The clinical significance of our findings and direction for future research

The positive effect on MNL accuracy when tRNS is accompanied by symbolic and non-symbolic magnitude comparison training gives further evidence of the relation between the two kinds of tasks and further highlights the potential benefits of tRNS in increasing transfer effects across cognitive functions. This finding suggests that ANS processing is centralised in the IPS and underlies magnitude representation and aspects of spatial numerical cognition. These findings open possibilities for interventions targeting those with specific numerical difficulties by allowing ANS-related tasks to be improved symbiotically.

The present study gave indications that a single session of tRNS paired with cognitive training to the IPS may be beneficial for improving tasks which rely on the ANS. Although the ANS is foundational to many aspects of numerical cognition, and improvements to its processes may indirectly benefit general mathematical abilities, researchers should explore its use in directly benefiting those more general abilities. This is particularly important for equalising the learning environment for those with higher levels of maths anxiety and developmental dyscalculia. A limited number of studies investigating tRNS and dyscalculia indicate that it is an effective method of strengthening learning effects in children with learning disorders49,53. The present study corroborates these studies in finding that a single session of tRNS can be effective in improving maths learning even in healthy adults.

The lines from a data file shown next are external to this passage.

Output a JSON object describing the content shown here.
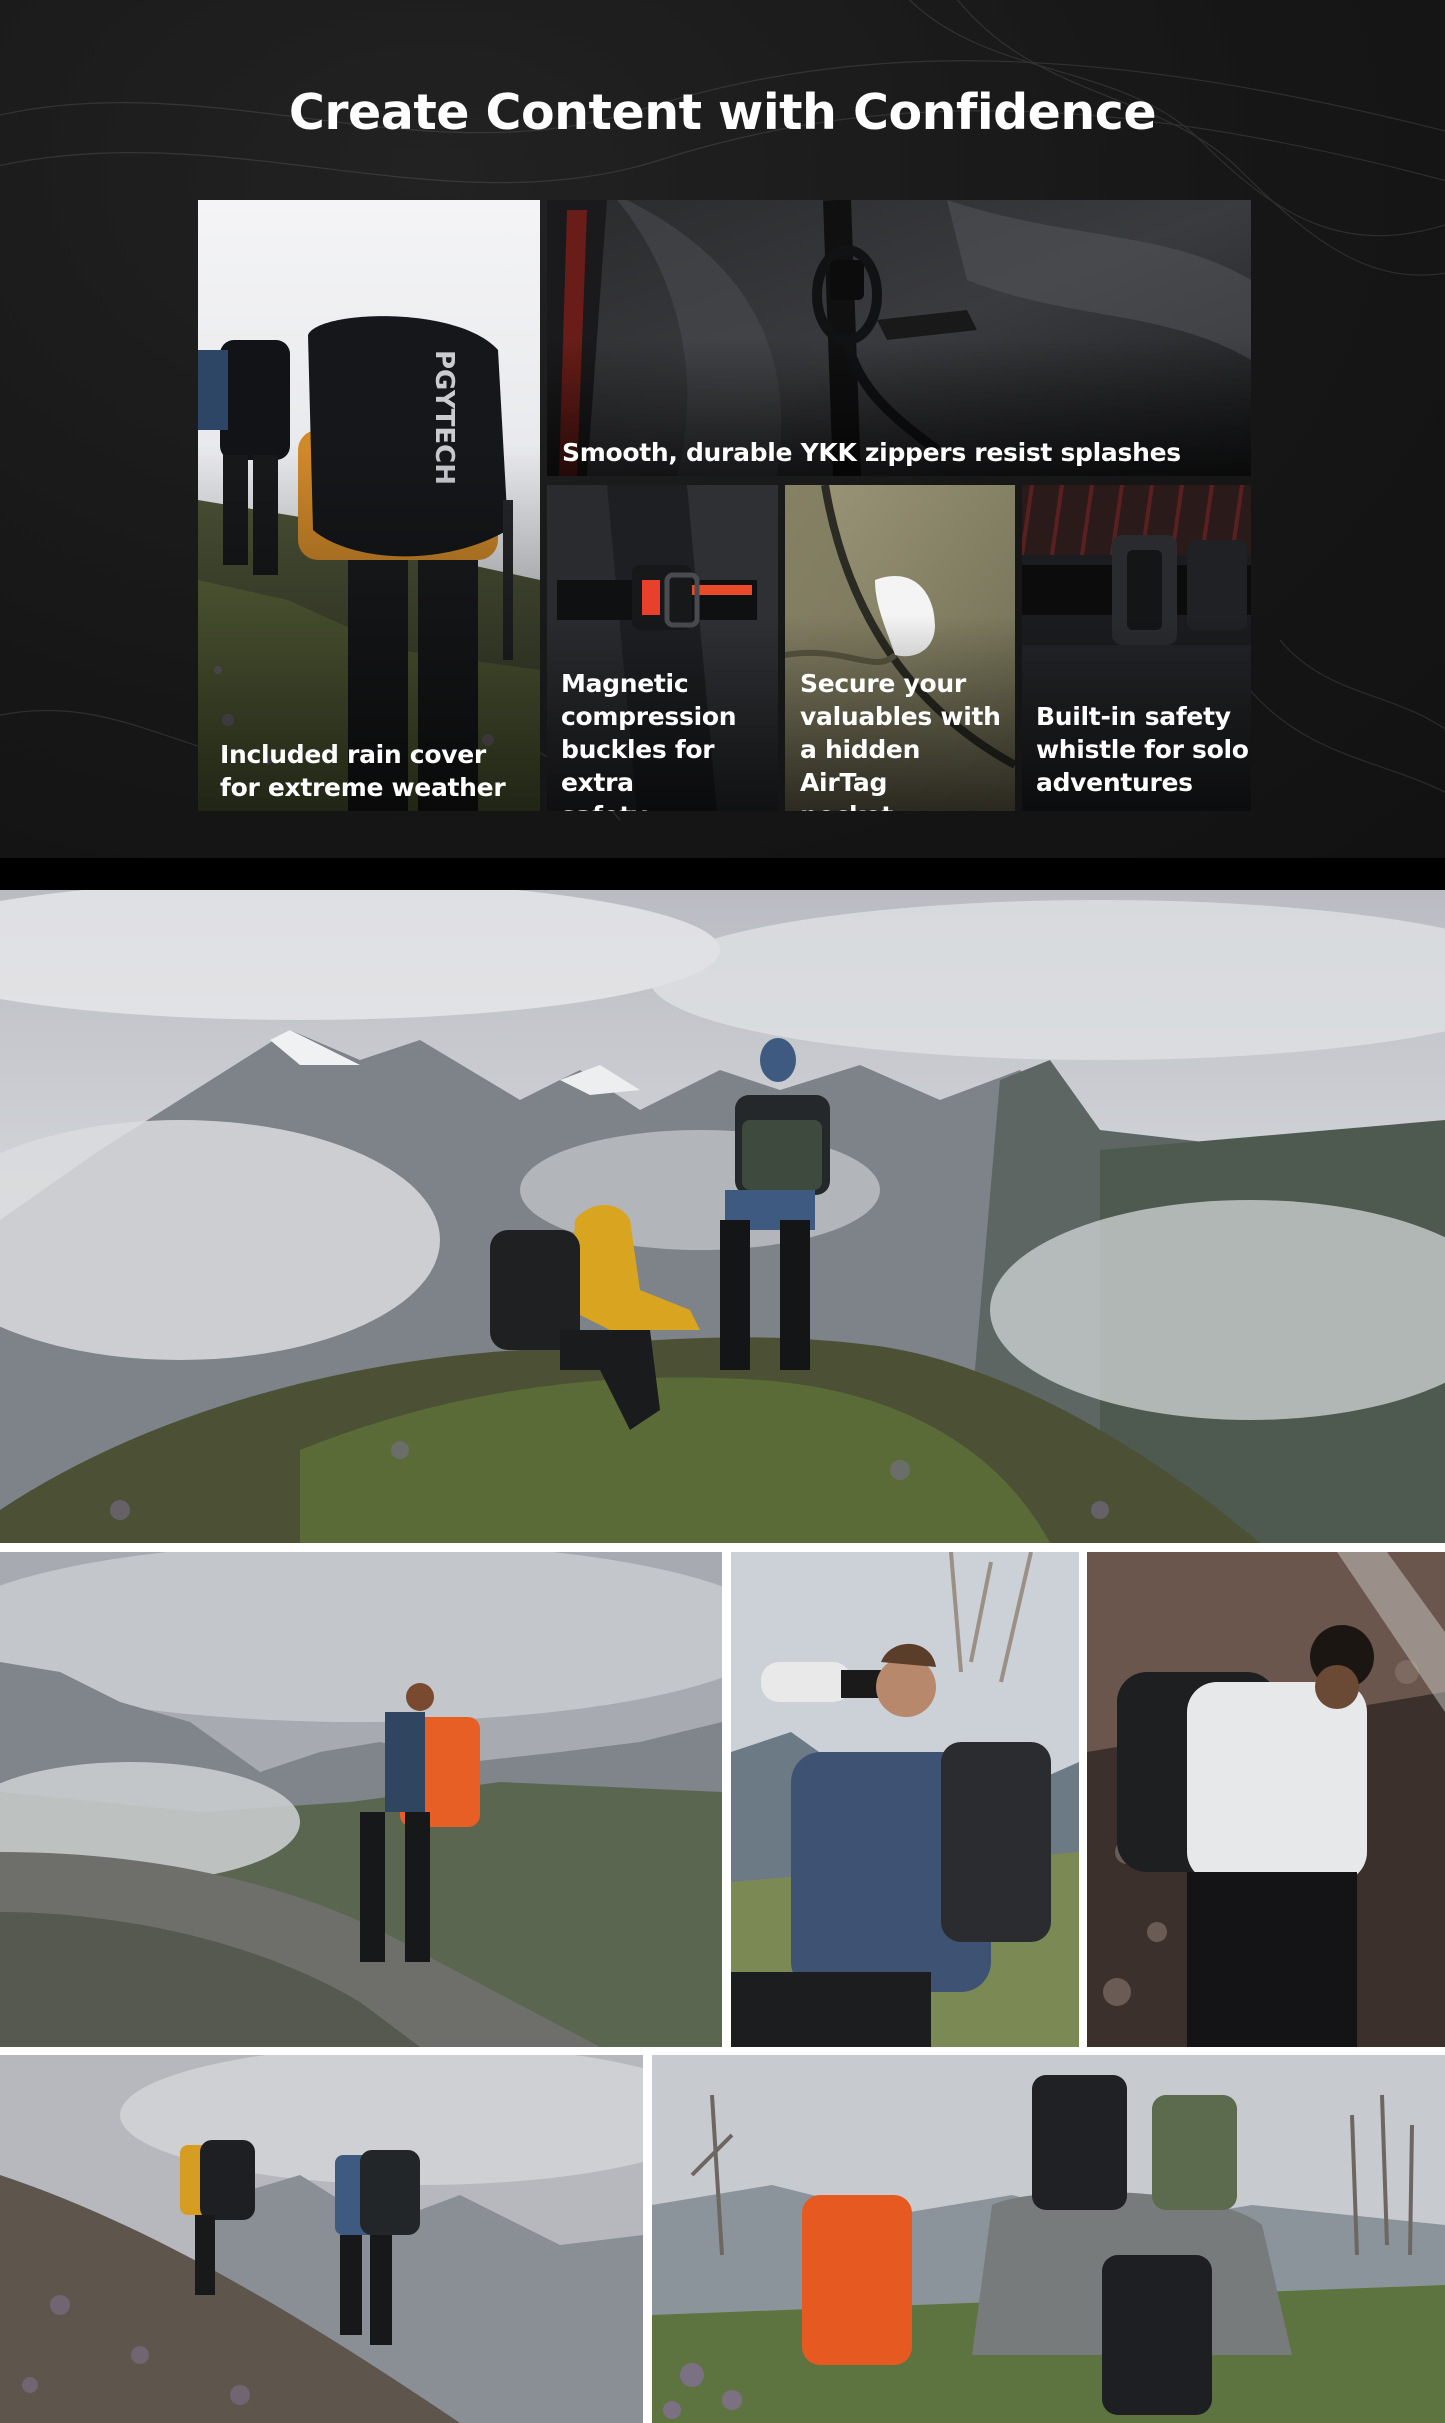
{
  "section_heading": "Create Content with Confidence",
  "features": [
    {
      "id": "rain-cover",
      "caption_lines": [
        "Included rain cover",
        "for extreme weather"
      ]
    },
    {
      "id": "ykk-zippers",
      "caption_lines": [
        "Smooth, durable YKK zippers resist splashes"
      ]
    },
    {
      "id": "magnetic-buckles",
      "caption_lines": [
        "Magnetic",
        "compression",
        "buckles for extra",
        "safety"
      ]
    },
    {
      "id": "airtag-pocket",
      "caption_lines": [
        "Secure your",
        "valuables with",
        "a hidden AirTag",
        "pocket"
      ]
    },
    {
      "id": "safety-whistle",
      "caption_lines": [
        "Built-in safety",
        "whistle for solo",
        "adventures"
      ]
    }
  ],
  "brand_mark": "PGYTECH",
  "colors": {
    "section_bg": "#161616",
    "heading": "#ffffff",
    "caption": "#ffffff",
    "band": "#000000",
    "accent_orange": "#e8622a",
    "accent_yellow": "#e0a526"
  },
  "gallery": [
    {
      "id": "hero-mountain-ridge"
    },
    {
      "id": "hiker-orange-pack"
    },
    {
      "id": "photographer-telephoto"
    },
    {
      "id": "hiker-white-jacket"
    },
    {
      "id": "two-hikers-slope"
    },
    {
      "id": "backpack-lineup"
    }
  ]
}
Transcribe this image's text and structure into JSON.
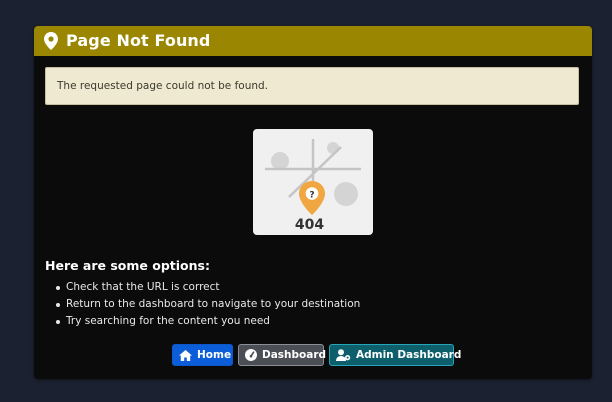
{
  "header": {
    "title": "Page Not Found",
    "icon": "map-marker-icon",
    "color": "#9a8600"
  },
  "alert": {
    "message": "The requested page could not be found."
  },
  "illustration": {
    "code": "404",
    "pin_symbol": "?",
    "pin_color": "#f0a742"
  },
  "options": {
    "heading": "Here are some options:",
    "items": [
      "Check that the URL is correct",
      "Return to the dashboard to navigate to your destination",
      "Try searching for the content you need"
    ]
  },
  "buttons": {
    "home": {
      "label": "Home",
      "icon": "home-icon",
      "color": "#0b5ed7"
    },
    "dashboard": {
      "label": "Dashboard",
      "icon": "dashboard-gauge-icon",
      "color": "#4b4f55"
    },
    "admin": {
      "label": "Admin Dashboard",
      "icon": "user-gear-icon",
      "color": "#0e5f6c"
    }
  }
}
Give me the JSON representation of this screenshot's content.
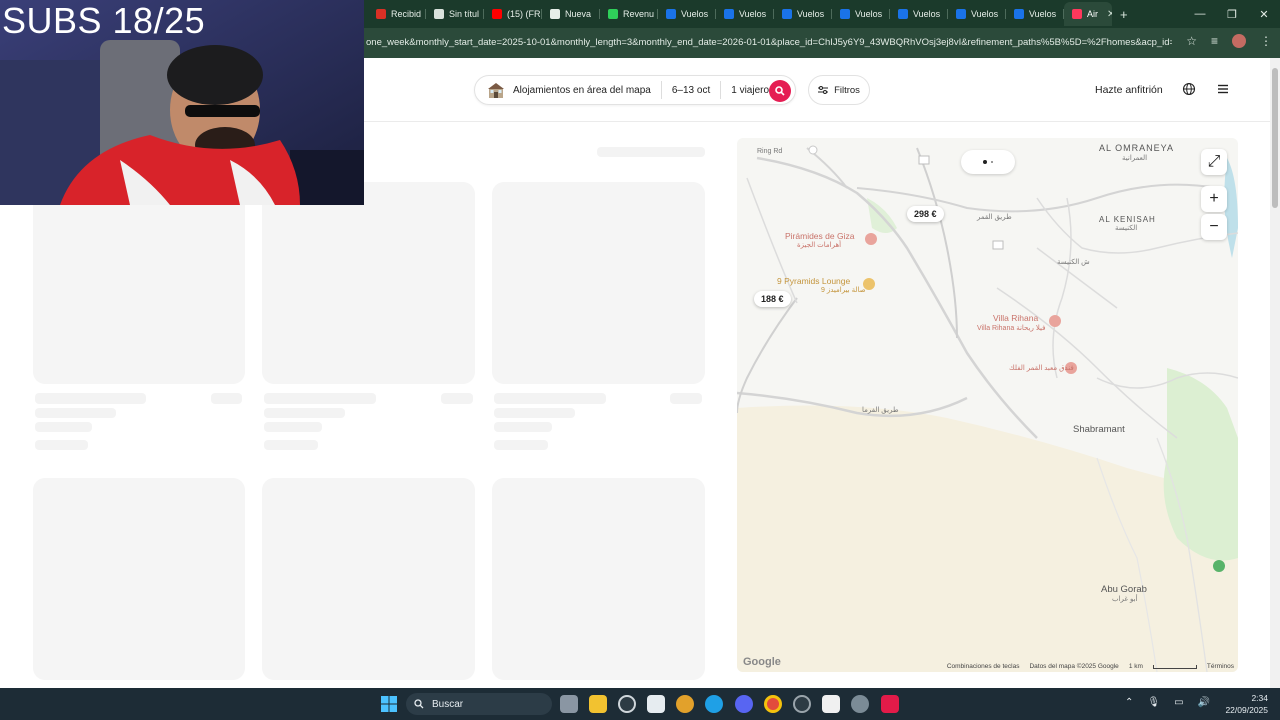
{
  "overlay": {
    "title": "SUBS 18/25"
  },
  "browser": {
    "tabs": [
      {
        "label": "Recibid",
        "icon": "gmail-icon",
        "color": "#d93025"
      },
      {
        "label": "Sin títul",
        "icon": "notion-icon",
        "color": "#d9e2dc"
      },
      {
        "label": "(15) (FR",
        "icon": "youtube-icon",
        "color": "#ff0000"
      },
      {
        "label": "Nueva",
        "icon": "github-icon",
        "color": "#e7efe9"
      },
      {
        "label": "Revenu",
        "icon": "k-icon",
        "color": "#2fd05a"
      },
      {
        "label": "Vuelos",
        "icon": "flights-icon",
        "color": "#1a73e8"
      },
      {
        "label": "Vuelos",
        "icon": "flights-icon",
        "color": "#1a73e8"
      },
      {
        "label": "Vuelos",
        "icon": "flights-icon",
        "color": "#1a73e8"
      },
      {
        "label": "Vuelos",
        "icon": "flights-icon",
        "color": "#1a73e8"
      },
      {
        "label": "Vuelos",
        "icon": "flights-icon",
        "color": "#1a73e8"
      },
      {
        "label": "Vuelos",
        "icon": "flights-icon",
        "color": "#1a73e8"
      },
      {
        "label": "Vuelos",
        "icon": "flights-icon",
        "color": "#1a73e8"
      }
    ],
    "active_tab": {
      "label": "Air",
      "icon": "airbnb-icon",
      "color": "#ff385c"
    },
    "url": "one_week&monthly_start_date=2025-10-01&monthly_length=3&monthly_end_date=2026-01-01&place_id=ChIJ5y6Y9_43WBQRhVOsj3ej8vI&refinement_paths%5B%5D=%2Fhomes&acp_id=29..."
  },
  "header": {
    "location": "Alojamientos en área del mapa",
    "dates": "6–13 oct",
    "guests": "1 viajero",
    "filters": "Filtros",
    "host": "Hazte anfitrión"
  },
  "map": {
    "price_pins": [
      {
        "label": "298 €"
      },
      {
        "label": "188 €"
      }
    ],
    "places": {
      "al_omraneya": "AL OMRANEYA",
      "al_omraneya_ar": "العمرانية",
      "al_kenisah": "AL KENISAH",
      "al_kenisah_ar": "الكنيسة",
      "shabramant": "Shabramant",
      "abu_gorab": "Abu Gorab",
      "abu_gorab_ar": "أبو غراب",
      "pyramids": "Pirámides de Giza",
      "pyramids_ar": "أهرامات الجيزة",
      "lounge": "9 Pyramids Lounge",
      "lounge_ar": "9 صالة بيراميدز",
      "villa": "Villa Rihana",
      "villa_ar": "Villa Rihana فيلا ريحانة",
      "hotel_ar": "فندق معبد القمر الفلك",
      "ring_road": "Ring Rd",
      "road_ar": "طريق الفرما",
      "road_ar2": "طريق القمر",
      "road_ar3": "ش الكنيسة"
    },
    "footer": {
      "shortcuts": "Combinaciones de teclas",
      "mapdata": "Datos del mapa ©2025 Google",
      "scale": "1 km",
      "terms": "Términos"
    },
    "logo": "Google"
  },
  "taskbar": {
    "search": "Buscar",
    "time": "2:34",
    "date": "22/09/2025"
  }
}
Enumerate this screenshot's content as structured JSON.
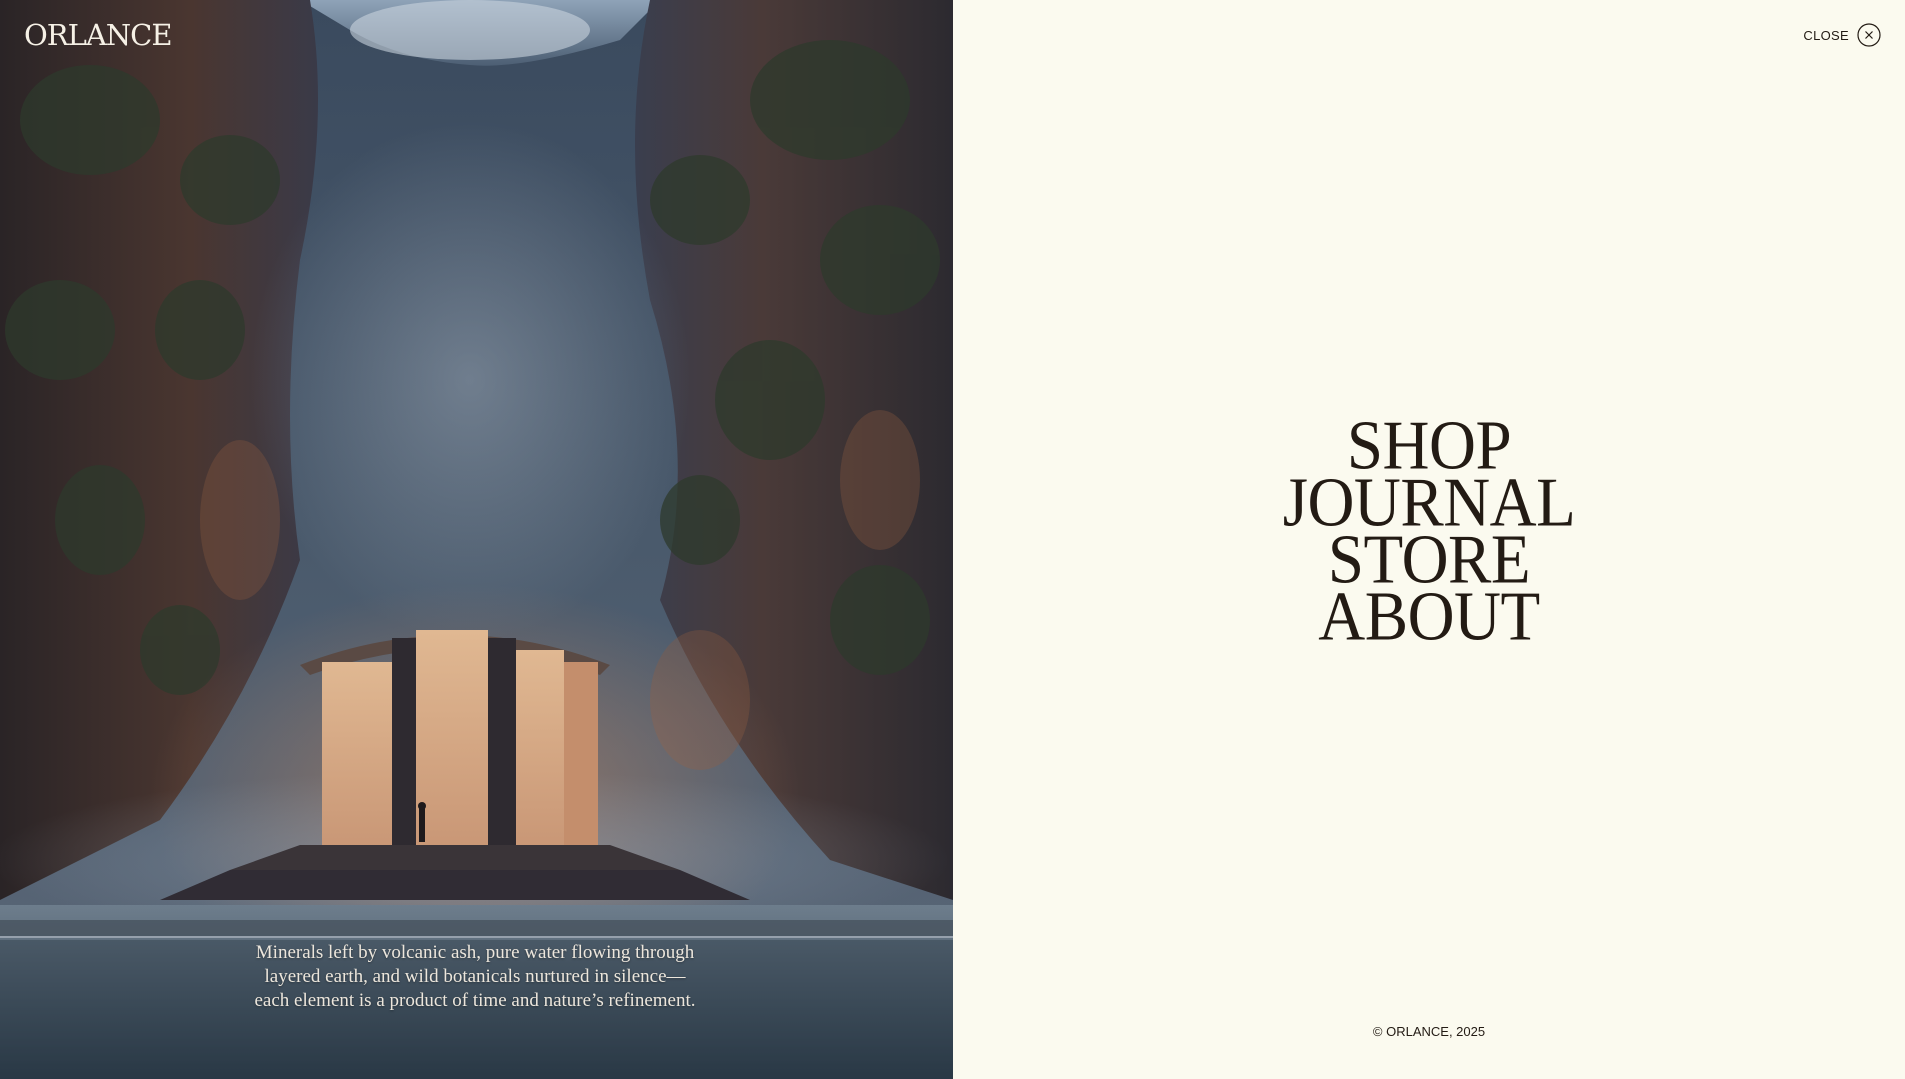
{
  "brand": {
    "logo_text": "ORLANCE"
  },
  "hero": {
    "image_alt": "canyon-temple-image",
    "caption": "Minerals left by volcanic ash, pure water flowing through layered earth, and wild botanicals nurtured in silence—each element is a product of time and nature’s refinement."
  },
  "menu": {
    "close_label": "CLOSE",
    "close_icon": "close-icon",
    "items": [
      {
        "label": "SHOP"
      },
      {
        "label": "JOURNAL"
      },
      {
        "label": "STORE"
      },
      {
        "label": "ABOUT"
      }
    ],
    "footer": "© ORLANCE, 2025"
  },
  "colors": {
    "panel_bg": "#fbfaef",
    "text_dark": "#231b14",
    "logo_light": "#f6f1e6"
  }
}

It should be acknowledged that although the main interactions of interest were not significant, the presence of a simple effect of tRNS on accuracy, as displayed by the pairwise comparisons, indicates that this may have been due to the sample being underpowered. Although the improvements to accuracy that were observed were minor, this was likely due to the participants being healthy adults. Therefore, with the double-blinded, counterbalanced nature of the study reducing bias error, the indications of a positive effect from tRNS supports its practical applicability within a clinical context.

Conclusion

The present study warrants that tRNS remains a promising tool for interventions aiming to improve numerical acuity, even after a single session. The bilateral IPS continues to be the most appropriate target region for stimulation to improve accuracy on tasks relying on non-verbal numerical processes. While primary statistical analyses did not reveal a significant interaction between tRNS and improvement in the MNL, pairwise comparisons revealed promising patterns for both the effect of a single session of tRNS on performance and in learning retention. Our findings have implications for educational and cognitive rehabilitation by informing which sites should be targeted during tRNS. Future studies are advised to consider the effects of baseline abilities and stimulation parameters on tRNS training programmes for those with developmental dyscalculia in order to ensure its effectiveness on numerical skills.